The community asked Dr. Mwangi to handle the legal angle, including registrations of the name, a bureaucratic nightmare. It took five months to draw up the company's registration documents. When she faced further frustrating registration delays, she wrote to the Registrar-General; consequently, the registration certificate was issued immediately.

The Reto Medical Center was designed to provide for all the medical needs of the Maasai and was completely community-oriented and well ahead of its time, with a three-phase implementation plan:

Phase I—Implement mobile clinics which will go into the villages and follow in the communities migrations.

Phase II—Establish a Base Clinic, the administrative center, which will treat patients and educate the community in public health.

Phase III—Build a 50-bed hospital that can handle all disease categories from all age groups and provide information on personal and public health, immunization, family planning, and training of cadres who will disseminate their knowledge to the community at large.

Unfortunately, from mid-May to November 1987, she had to step away from the project for cancer treatment. Dr. Mwangi referred to this as her "personal problem," and selfless to a fault noted she could not carry out her delegated mandate of raising funds, leading her to ask, "will this dream ever be realized as per projected plan?" Her response using herself as an anecdote:

“The answer is yes, for we hope all of our friends and sympathizers will involve themselves seriously. I, being an incorrigible optimist, believe they will. Stranger things have happened—for instance, I myself attending Smith College in the early sixties. Who would have believed it possible? Nobody, until it actually happened.”

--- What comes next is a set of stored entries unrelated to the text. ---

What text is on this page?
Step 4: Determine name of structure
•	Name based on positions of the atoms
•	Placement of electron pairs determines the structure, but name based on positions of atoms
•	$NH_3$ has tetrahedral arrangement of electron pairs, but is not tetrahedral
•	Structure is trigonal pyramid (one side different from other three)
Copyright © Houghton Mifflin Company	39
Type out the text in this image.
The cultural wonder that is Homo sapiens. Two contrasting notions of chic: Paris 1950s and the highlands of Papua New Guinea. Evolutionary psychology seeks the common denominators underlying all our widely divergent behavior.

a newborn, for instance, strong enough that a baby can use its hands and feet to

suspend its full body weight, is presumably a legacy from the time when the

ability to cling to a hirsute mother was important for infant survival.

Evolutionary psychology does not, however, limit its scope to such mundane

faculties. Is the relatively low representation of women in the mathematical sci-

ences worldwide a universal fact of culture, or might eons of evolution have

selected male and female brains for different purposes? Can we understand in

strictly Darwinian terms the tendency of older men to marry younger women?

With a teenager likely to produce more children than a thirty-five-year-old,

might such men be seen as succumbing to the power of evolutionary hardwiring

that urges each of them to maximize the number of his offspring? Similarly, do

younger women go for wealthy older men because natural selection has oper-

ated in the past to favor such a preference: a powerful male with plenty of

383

Sadly, Dr. Mwangi passed away from breast cancer two years later. At Smith College, students in 1989 wrote: 

"We owe Mwangi a great debt for being one of the vanguard of women who broke down racial and gender barriers, thereby making our progress a little easier."

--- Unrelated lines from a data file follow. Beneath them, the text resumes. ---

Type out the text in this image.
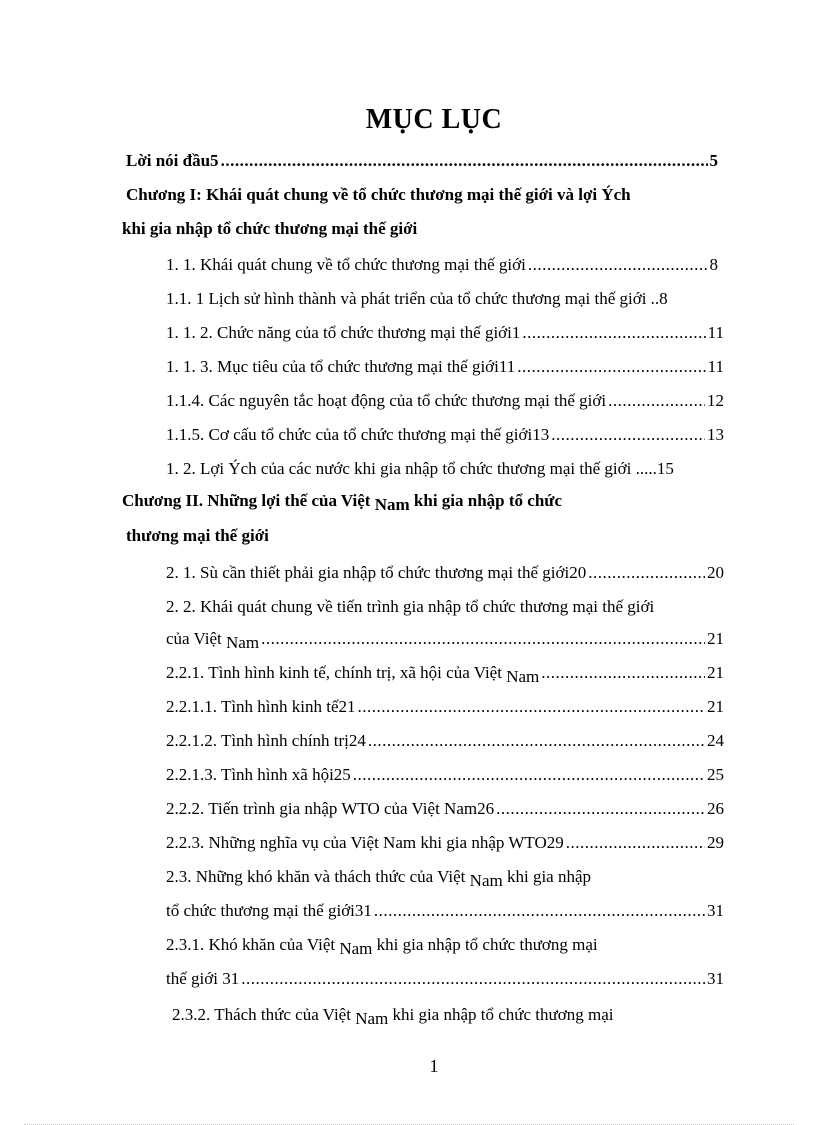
MỤC LỤC
Lời nói đầu5 .....	5
Chương I: Khái quát chung về tổ chức thương mại thế giới và lợi Ých
khi gia nhập tổ chức thương mại thế giới
1. 1. Khái quát chung về tổ chức thương mại thế giới .....	8
1.1. 1 Lịch sử hình thành và phát triển của tổ chức thương mại thế giới ..8
1. 1. 2. Chức năng của tổ chức thương mại thế giới1 .....	11
1. 1. 3. Mục tiêu của tổ chức thương mại thế giới11 .....	11
1.1.4. Các nguyên tắc hoạt động của tổ chức thương mại thế giới .....	12
1.1.5. Cơ cấu tổ chức của tổ chức thương mại thế giới13 .....	13
1. 2. Lợi Ých của các nước khi gia nhập tổ chức thương mại thế giới .....15
Chương II. Những lợi thế của Việt Nam khi gia nhập tổ chức
thương mại thế giới
2. 1. Sù cần thiết phải gia nhập tổ chức thương mại thế giới20 .....	20
2. 2. Khái quát chung về tiến trình gia nhập tổ chức thương mại thế giới
của Việt Nam .....	21
2.2.1. Tình hình kinh tế, chính trị, xã hội của Việt Nam .....	21
2.2.1.1. Tình hình kinh tế21 .....	21
2.2.1.2. Tình hình chính trị24 .....	24
2.2.1.3. Tình hình xã hội25 .....	25
2.2.2. Tiến trình gia nhập WTO của Việt Nam26 .....	26
2.2.3. Những nghĩa vụ của Việt Nam khi gia nhập WTO29 .....	29
2.3. Những khó khăn và thách thức của Việt Nam khi gia nhập
tổ chức thương mại thế giới31 .....	31
2.3.1. Khó khăn của Việt Nam khi gia nhập tổ chức thương mại
thế giới 31 .....	31
2.3.2. Thách thức của Việt Nam khi gia nhập tổ chức thương mại
1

The Mwangi Cultural Center, so named to honor her dedication and service to community remains a cornerstone at Smith, providing countless students of color a place to host intellectually enriching discussions and effectively build community. 

Her legacy lives on in accomplished women like her daughter, part of the Smith class of '90,  who graduated with a degree in political science. Going on to attain post-graduate degrees from McGill University, and the University of Pennsylvania, and teach at Vassar College, and the University of Toronto. 

She laid a formidable roadmap for the black, Kenyan women doctors that came after.

Her lofty dream for the Reto Clinic is similar to those of our founders, who have dedicated the last 20 years of their lives to providing healthcare for the most vulnerable and marginalized in our community, culminating in the ideation and realization of the Children's Wellness Centre. A combined special needs school, and pediatric medical facility that will serve thousands in our region and across the country. A long established dream coming into fruition later this year.